Fashions of 1934 is billed as a musical comedy, but actually it's more like a classic screwball with only one musical number to recommend it. But what a number it is! Staged with aplomb by Busby Berkeley, 'Spin A Little Web of Dreams' is a sumptuous fantasia of scantily clad girls preening in ostrich plumbs. Like all of Berkeley's most inspired creations this one is a bizarre cornucopia of conflicting imagery. The female form is re-imagined as everything from a throbbing bud of a feather laden peony to a life size harp, and finally the bow of a ship sailing on carpets of flowing silk bunting. Berkeley also stages a sublime fashion show at Maison Elegance. A revolving platform of famous works of art painted on transparent screens dissolve into living creations worn by models who step beyond the paintings to parade about the forecourt, surrounded by sycophantic admirers.
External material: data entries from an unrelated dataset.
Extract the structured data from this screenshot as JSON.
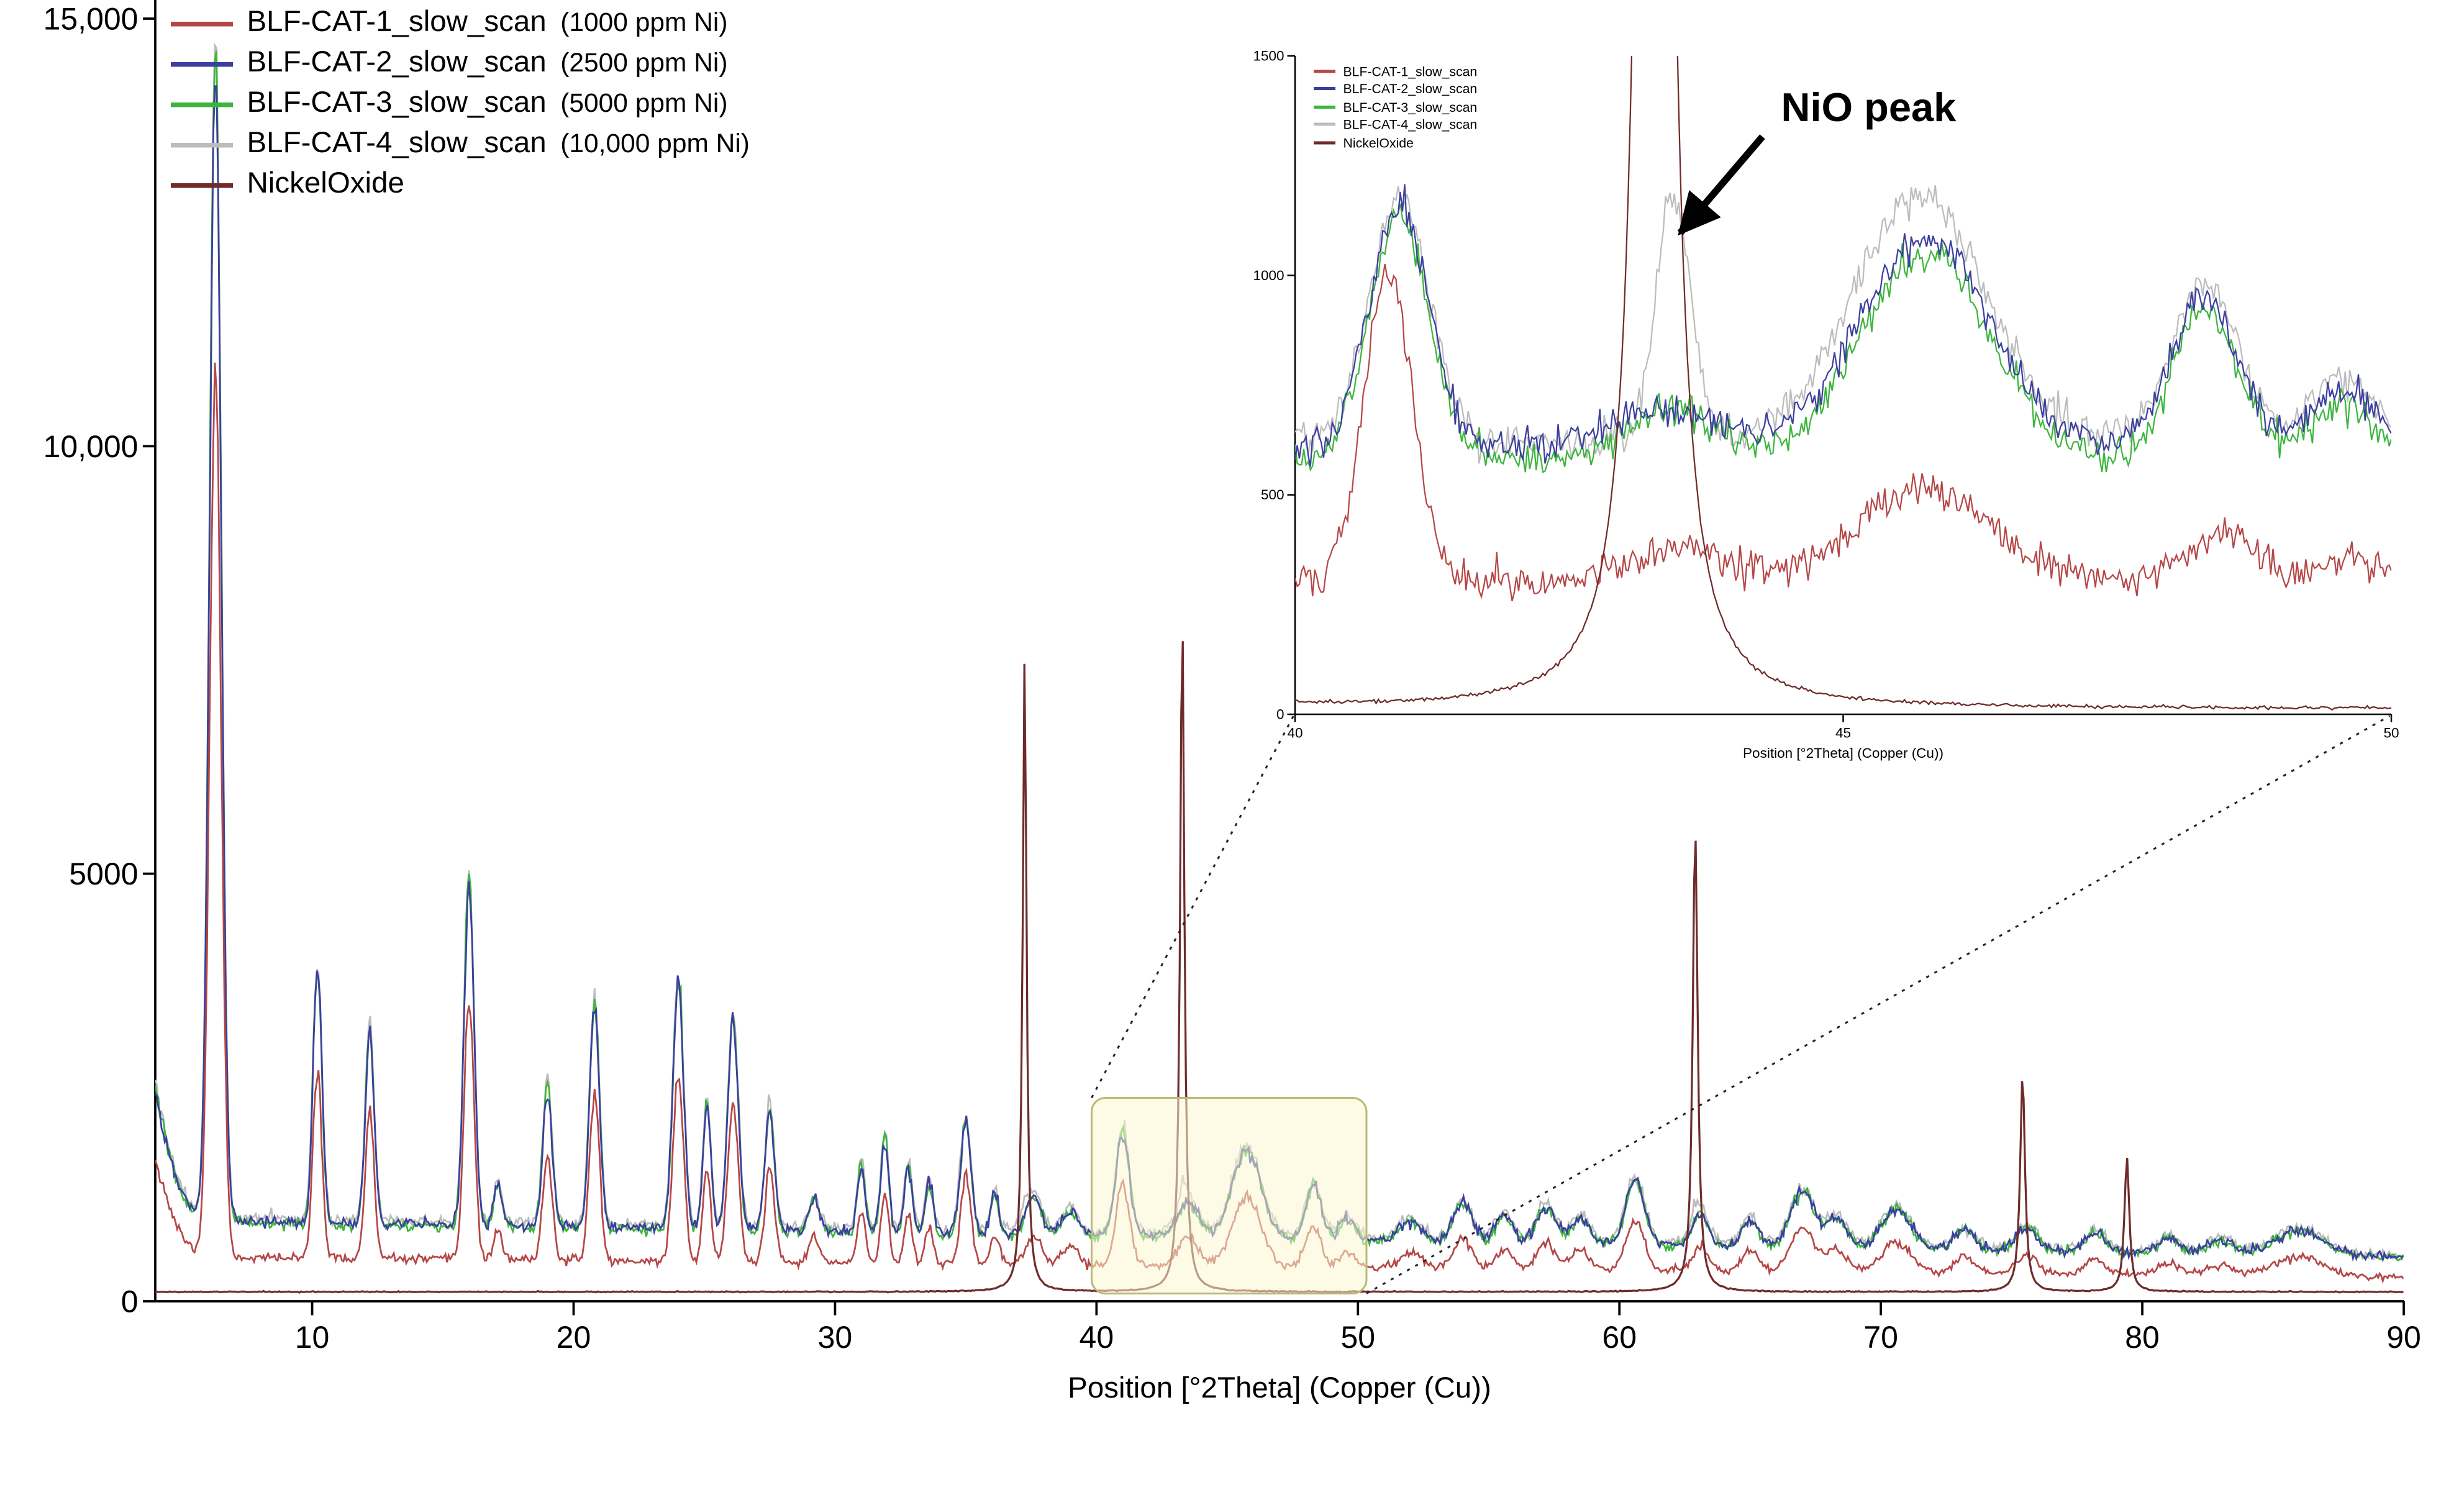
{
  "chart_data": {
    "type": "line",
    "title": "",
    "xlabel": "Position [°2Theta] (Copper (Cu))",
    "ylabel": "",
    "main": {
      "xlim": [
        4,
        90
      ],
      "ylim": [
        0,
        15500
      ],
      "xticks": [
        10,
        20,
        30,
        40,
        50,
        60,
        70,
        80,
        90
      ],
      "yticks": [
        0,
        5000,
        10000,
        15000
      ],
      "ytick_labels": [
        "0",
        "5000",
        "10,000",
        "15,000"
      ],
      "highlight_region_x": [
        40.5,
        49.8
      ],
      "highlight_color": "#fbf8cf"
    },
    "inset": {
      "xlim": [
        40,
        50
      ],
      "ylim": [
        0,
        1500
      ],
      "xticks": [
        40,
        45,
        50
      ],
      "yticks": [
        0,
        500,
        1000,
        1500
      ],
      "ytick_labels": [
        "0",
        "500",
        "1000",
        "1500"
      ],
      "xlabel": "Position [°2Theta] (Copper (Cu))",
      "annotation": "NiO peak"
    },
    "blf_peaks": [
      [
        3.0,
        2600,
        1.0
      ],
      [
        6.3,
        13800,
        0.22
      ],
      [
        10.2,
        3000,
        0.17
      ],
      [
        12.2,
        2300,
        0.17
      ],
      [
        16.0,
        4100,
        0.19
      ],
      [
        17.1,
        500,
        0.15
      ],
      [
        19.0,
        1650,
        0.18
      ],
      [
        20.8,
        2650,
        0.19
      ],
      [
        24.0,
        2950,
        0.2
      ],
      [
        25.1,
        1500,
        0.15
      ],
      [
        26.1,
        2500,
        0.2
      ],
      [
        27.5,
        1450,
        0.18
      ],
      [
        29.2,
        400,
        0.2
      ],
      [
        31.0,
        800,
        0.15
      ],
      [
        31.9,
        1100,
        0.15
      ],
      [
        32.8,
        800,
        0.15
      ],
      [
        33.6,
        600,
        0.15
      ],
      [
        35.0,
        1300,
        0.2
      ],
      [
        36.1,
        500,
        0.15
      ],
      [
        37.6,
        450,
        0.3
      ],
      [
        39.0,
        300,
        0.3
      ],
      [
        41.0,
        1250,
        0.26
      ],
      [
        43.5,
        420,
        0.4
      ],
      [
        45.75,
        1050,
        0.55
      ],
      [
        48.3,
        650,
        0.3
      ],
      [
        49.6,
        250,
        0.3
      ],
      [
        52.0,
        250,
        0.4
      ],
      [
        54.0,
        480,
        0.35
      ],
      [
        55.6,
        330,
        0.3
      ],
      [
        57.2,
        430,
        0.35
      ],
      [
        58.5,
        300,
        0.35
      ],
      [
        60.6,
        780,
        0.35
      ],
      [
        63.1,
        380,
        0.3
      ],
      [
        65.0,
        330,
        0.3
      ],
      [
        67.0,
        680,
        0.45
      ],
      [
        68.3,
        350,
        0.4
      ],
      [
        70.6,
        480,
        0.55
      ],
      [
        73.2,
        240,
        0.4
      ],
      [
        75.6,
        280,
        0.4
      ],
      [
        78.2,
        230,
        0.4
      ],
      [
        81.0,
        180,
        0.4
      ],
      [
        83.0,
        160,
        0.5
      ],
      [
        86.0,
        300,
        0.9
      ]
    ],
    "nio_peaks_main": [
      [
        37.25,
        7450,
        0.085
      ],
      [
        43.28,
        7950,
        0.095
      ],
      [
        62.9,
        5450,
        0.11
      ],
      [
        75.42,
        2550,
        0.11
      ],
      [
        79.41,
        1580,
        0.11
      ]
    ],
    "series": [
      {
        "id": "blf-cat-1",
        "label": "BLF-CAT-1_slow_scan",
        "ppm": "(1000 ppm Ni)",
        "color": "#b54747",
        "main": {
          "baseline": 520,
          "scale": 0.75,
          "noise": 1.1
        },
        "inset": {
          "baseline": 305,
          "noise": 20,
          "peaks": [
            [
              40.85,
              700,
              0.22
            ],
            [
              43.5,
              70,
              0.45
            ],
            [
              45.75,
              215,
              0.6
            ],
            [
              48.45,
              115,
              0.3
            ],
            [
              49.6,
              60,
              0.25
            ]
          ]
        }
      },
      {
        "id": "blf-cat-2",
        "label": "BLF-CAT-2_slow_scan",
        "ppm": "(2500 ppm Ni)",
        "color": "#3b3f9e",
        "main": {
          "baseline": 950,
          "scale": 0.97,
          "noise": 1.1
        },
        "inset": {
          "baseline": 605,
          "noise": 20,
          "peaks": [
            [
              40.95,
              555,
              0.27
            ],
            [
              43.4,
              90,
              0.5
            ],
            [
              45.75,
              480,
              0.6
            ],
            [
              48.3,
              350,
              0.3
            ],
            [
              49.55,
              130,
              0.3
            ]
          ]
        }
      },
      {
        "id": "blf-cat-3",
        "label": "BLF-CAT-3_slow_scan",
        "ppm": "(5000 ppm Ni)",
        "color": "#3cb53c",
        "main": {
          "baseline": 930,
          "scale": 1.0,
          "noise": 1.1
        },
        "inset": {
          "baseline": 580,
          "noise": 20,
          "peaks": [
            [
              40.95,
              560,
              0.27
            ],
            [
              43.45,
              120,
              0.4
            ],
            [
              45.75,
              470,
              0.6
            ],
            [
              48.3,
              340,
              0.3
            ],
            [
              49.55,
              125,
              0.3
            ]
          ]
        }
      },
      {
        "id": "blf-cat-4",
        "label": "BLF-CAT-4_slow_scan",
        "ppm": "(10,000 ppm Ni)",
        "color": "#bcbcbc",
        "main": {
          "baseline": 990,
          "scale": 1.0,
          "noise": 1.1,
          "extra": [
            [
              43.28,
              300,
              0.1
            ],
            [
              37.25,
              150,
              0.1
            ],
            [
              62.9,
              170,
              0.1
            ]
          ]
        },
        "inset": {
          "baseline": 625,
          "noise": 20,
          "peaks": [
            [
              40.95,
              555,
              0.27
            ],
            [
              43.45,
              560,
              0.16
            ],
            [
              45.7,
              560,
              0.6
            ],
            [
              48.3,
              360,
              0.3
            ],
            [
              49.55,
              140,
              0.3
            ]
          ]
        }
      },
      {
        "id": "nickel-oxide",
        "label": "NickelOxide",
        "ppm": "",
        "color": "#6f2b2b",
        "ref": true,
        "main": {
          "baseline": 110,
          "noise": 3
        },
        "inset": {
          "baseline": 12
        }
      }
    ]
  }
}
These two production numbers help elevate Fashions of 1934 above its rather conventional and not terribly prepossessing comedic trappings. William Powell is in fine form as the affable cheat; slick and stylish and in his element. But Bette Davis seems entirely out of place as Lynn - her larger than life persona desperate to break away from the platinum clothes horse concocted for her by Orry-Kelly. In the final analysis, Fashions of 1934 is a curious, but effortlessly amusing film. Without Berkeley's touches of genius there would be very little to recommend it.
Part of the Warner Archive, Fashions of 1934 gets an adequate home video release. But something is decidedly wrong with the title credits. After the 'First National' logo the screen suddenly goes black for an instant before a title card reading 'William Powell in Fashions' appears on a different backing than the rest of the main titles. This credit is held over for an excruciatingly long time before the rest of the sequence continues and it is my guess that this is a reissue title card plastered on for the film's re-release some years later - presumably so that the film's original title 'Fashions of 1934' would not date the re-release.
It would have been a nice touch if Warner Home Video had gone in search of the original title sequence because this version of the main titles doesn't really work. Otherwise, the transfer is middle of the road. Age related artifacts are everywhere and occasionally distract. But the gray scale has been very nicely balanced with strong blacks and clean whites, allowing William Rees' stylish cinematography to shine through. The image is crisp without being digitally harsh. All in all, a good effort. The audio is, of course, mono as originally recorded but also in fine form. The only extra is a theatrical trailer.